A Série Harmônica
A série harmônica é composta por subvibrações geradas a partir de um som principal.
Por exemplo, ao tocar uma corda do violão, ela vibra em toda sua extensão, emitindo uma frequência chamada de som fundamental ou primeiro componente harmônico.
Além dessa vibração principal, a corda também vibra em frações de seu comprimento — metade, um terço, um quarto, e assim por diante — dando origem à série harmônica.
Teoricamente, a série harmônica é infinita, mas os primeiros 16 sons são suficientes para sua compreensão e aplicação prática.
O estudo da série harmônica é essencial para entender a natureza do som e se manifesta em diversas áreas da música, como teoria musical, harmonia, composição, arranjo, instrumentação e na performance de cantores e instrumentistas.
A série harmônica é um fenômeno presente em qualquer som, vinculado ao estudo da física, especialmente na acústica.
Na prática musical, qualquer som emitido é composto por outros sons que vibram junto com ele.
Por exemplo, ao tocar a nota Mi, vários outros sons vibrarão simultaneamente, muitos dos quais podem não ser percebidos pela audição.
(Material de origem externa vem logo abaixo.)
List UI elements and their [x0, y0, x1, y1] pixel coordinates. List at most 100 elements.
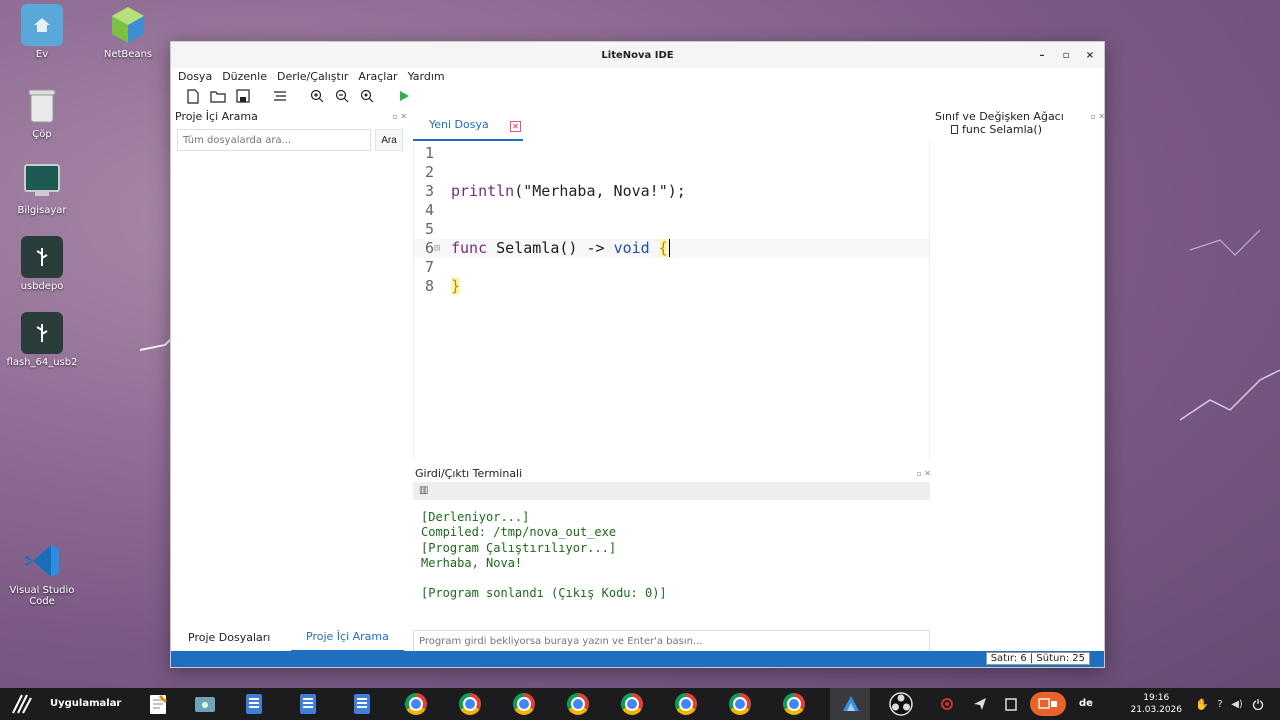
cast-indicator-icon[interactable] — [1030, 692, 1066, 716]
panel-controls[interactable]: ▫ ✕ — [916, 469, 931, 478]
code-token: println — [451, 182, 515, 200]
help-icon[interactable]: ? — [1212, 692, 1228, 716]
code-token: { — [658, 239, 668, 257]
line-number: 5 — [424, 220, 434, 238]
menu-derle-calistir[interactable]: Derle/Çalıştır — [277, 70, 348, 83]
power-icon[interactable] — [1249, 692, 1267, 716]
panel-title: Proje İçi Arama — [175, 110, 258, 123]
trash-icon — [21, 84, 63, 126]
chrome-icon[interactable] — [458, 692, 482, 716]
send-icon[interactable] — [968, 692, 992, 716]
tab-proje-ici-arama[interactable]: Proje İçi Arama — [291, 622, 404, 652]
zoom-in-icon[interactable] — [307, 87, 326, 106]
chrome-icon[interactable] — [674, 692, 698, 716]
close-button[interactable]: × — [1082, 47, 1098, 63]
desktop-icon-trash[interactable]: Çöp — [0, 84, 84, 140]
cursor-position: Satır: 6 | Sütun: 25 — [985, 652, 1090, 665]
desktop-icon-home[interactable]: Ev — [0, 4, 84, 60]
maximize-button[interactable]: ▫ — [1058, 47, 1074, 63]
obs-icon[interactable] — [889, 692, 913, 716]
new-file-icon[interactable] — [183, 87, 202, 106]
desktop-icon-computer[interactable]: Bilgisayar — [0, 160, 84, 216]
window-title: LiteNova IDE — [601, 49, 674, 61]
open-folder-icon[interactable] — [208, 87, 227, 106]
desktop-icon-vscode[interactable]: Visual Studio Code — [0, 540, 84, 607]
fold-toggle-icon[interactable]: ⊟ — [434, 239, 440, 258]
code-line: 2 — [414, 163, 929, 182]
apps-menu-button[interactable]: Uygulamalar — [50, 698, 121, 709]
line-number: 2 — [424, 163, 434, 181]
menu-dosya[interactable]: Dosya — [178, 70, 212, 83]
desktop-icon-netbeans[interactable]: NetBeans — [86, 4, 170, 60]
desktop-icon-usbdepo[interactable]: usbdepo — [0, 236, 84, 292]
record-indicator-icon[interactable] — [935, 692, 959, 716]
menubar: Dosya Düzenle Derle/Çalıştır Araçlar Yar… — [171, 68, 1104, 84]
line-number: 8 — [424, 277, 434, 295]
save-icon[interactable] — [233, 87, 252, 106]
panel-title: Sınıf ve Değişken Ağacı — [935, 110, 1064, 123]
document-icon[interactable] — [296, 692, 320, 716]
chrome-icon[interactable] — [620, 692, 644, 716]
terminal-output: [Derleniyor...] Compiled: /tmp/nova_out_… — [421, 510, 667, 601]
panel-controls[interactable]: ▫ ✕ — [1090, 112, 1105, 121]
chrome-icon[interactable] — [782, 692, 806, 716]
litenova-ide-taskbar-icon[interactable] — [830, 688, 870, 720]
menu-araclar[interactable]: Araçlar — [358, 70, 397, 83]
format-icon[interactable] — [270, 87, 289, 106]
bottom-tabbar: Proje Dosyaları Proje İçi Arama — [171, 622, 409, 652]
chrome-icon[interactable] — [404, 692, 428, 716]
app-launcher-icon[interactable] — [9, 692, 33, 716]
desktop-icon-label: Çöp — [32, 129, 52, 140]
code-token: func — [451, 239, 488, 257]
keyboard-layout[interactable]: de — [1079, 698, 1093, 709]
search-button[interactable]: Ara — [375, 129, 403, 151]
code-token: ("Merhaba, Nova!"); — [514, 182, 686, 200]
window-titlebar[interactable]: LiteNova IDE – ▫ × — [171, 42, 1104, 68]
search-input[interactable] — [177, 129, 371, 151]
clear-terminal-icon[interactable]: ▥ — [419, 485, 428, 496]
minimize-button[interactable]: – — [1034, 47, 1050, 63]
tab-proje-dosyalari[interactable]: Proje Dosyaları — [188, 622, 270, 652]
desktop-icon-label: Ev — [35, 49, 49, 60]
menu-duzenle[interactable]: Düzenle — [222, 70, 267, 83]
vscode-icon — [21, 540, 63, 582]
screenshot-tool-icon[interactable] — [193, 692, 217, 716]
document-icon[interactable] — [242, 692, 266, 716]
home-folder-icon — [21, 4, 63, 46]
desktop-icon-label: usbdepo — [20, 281, 64, 292]
zoom-reset-icon[interactable] — [357, 87, 376, 106]
text-editor-icon[interactable] — [146, 692, 170, 716]
desktop-icon-flash[interactable]: flash_64_usb2 — [0, 312, 84, 368]
zoom-out-icon[interactable] — [332, 87, 351, 106]
usb-drive-icon — [21, 312, 63, 354]
menu-yardim[interactable]: Yardım — [408, 70, 445, 83]
code-line-active: 6 ⊟ func Selamla() -> void { — [414, 239, 929, 258]
code-token: } — [451, 277, 461, 295]
clock[interactable]: 19:16 21.03.2026 — [1130, 692, 1182, 716]
clock-date: 21.03.2026 — [1130, 705, 1182, 715]
desktop-icon-label: Bilgisayar — [17, 205, 67, 216]
symbol-tree-panel: Sınıf ve Değişken Ağacı ▫ ✕ func Selamla… — [935, 110, 1105, 136]
volume-icon[interactable]: ◀) — [1229, 692, 1245, 716]
tab-close-icon[interactable]: ✕ — [510, 121, 521, 132]
toolbar — [171, 84, 1104, 108]
tree-item[interactable]: func Selamla() — [951, 123, 1105, 136]
code-editor[interactable]: 1 2 3 println("Merhaba, Nova!"); 4 5 6 ⊟… — [413, 142, 930, 460]
terminal-header: Girdi/Çıktı Terminali ▫ ✕ — [413, 466, 931, 480]
run-icon[interactable] — [394, 87, 413, 106]
clock-time: 19:16 — [1143, 693, 1170, 703]
terminal-input[interactable] — [413, 630, 930, 652]
project-search-panel: Proje İçi Arama ▫ ✕ Ara — [173, 110, 409, 151]
desktop-icon-label: Visual Studio Code — [9, 585, 75, 607]
line-number: 3 — [424, 182, 434, 200]
clipboard-icon[interactable] — [999, 692, 1023, 716]
document-icon[interactable] — [350, 692, 374, 716]
tab-yeni-dosya[interactable]: Yeni Dosya — [413, 110, 523, 141]
statusbar: Satır: 6 | Sütun: 25 — [171, 651, 1104, 667]
chrome-icon[interactable] — [512, 692, 536, 716]
panel-controls[interactable]: ▫ ✕ — [392, 112, 407, 121]
text-cursor — [668, 239, 670, 257]
notification-icon[interactable]: ✋ — [1194, 692, 1210, 716]
chrome-icon[interactable] — [566, 692, 590, 716]
chrome-icon[interactable] — [728, 692, 752, 716]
Esses sons que vibram junto com a nota principal são chamados de “sons harmônicos”.
A nota original que foi emitida é conhecida como “som fundamental”.
Assim, toda a série harmônica é formada a partir de um som gerador (nota fundamental) e seus respectivos sons harmônicos.
A seguir, apresentamos a série harmônica anotada na pauta, utilizando como exemplo a nota fundamental Dó.

Sons Harmônicos no Violão
É possível produzir os sons harmônicos isoladamente no violão.
Para isso, basta que um dedo da mão direita encoste levemente em um ponto específico da corda enquanto ela é tocada. Por exemplo, ao tocar a corda no meio (sobre o 12º traste), a frequência gerada será duas vezes mais alta que o som fundamental, resultando em um som uma oitava acima.
Da mesma forma, se o dedo for posicionado na terça parte da corda (sobre o 7º traste), o som produzido terá uma frequência três vezes mais alta que a fundamental, correspondendo ao intervalo de uma oitava e uma quinta.
Esse processo pode ser repetido em outros pontos da corda, permitindo a produção de diferentes sons harmônicos.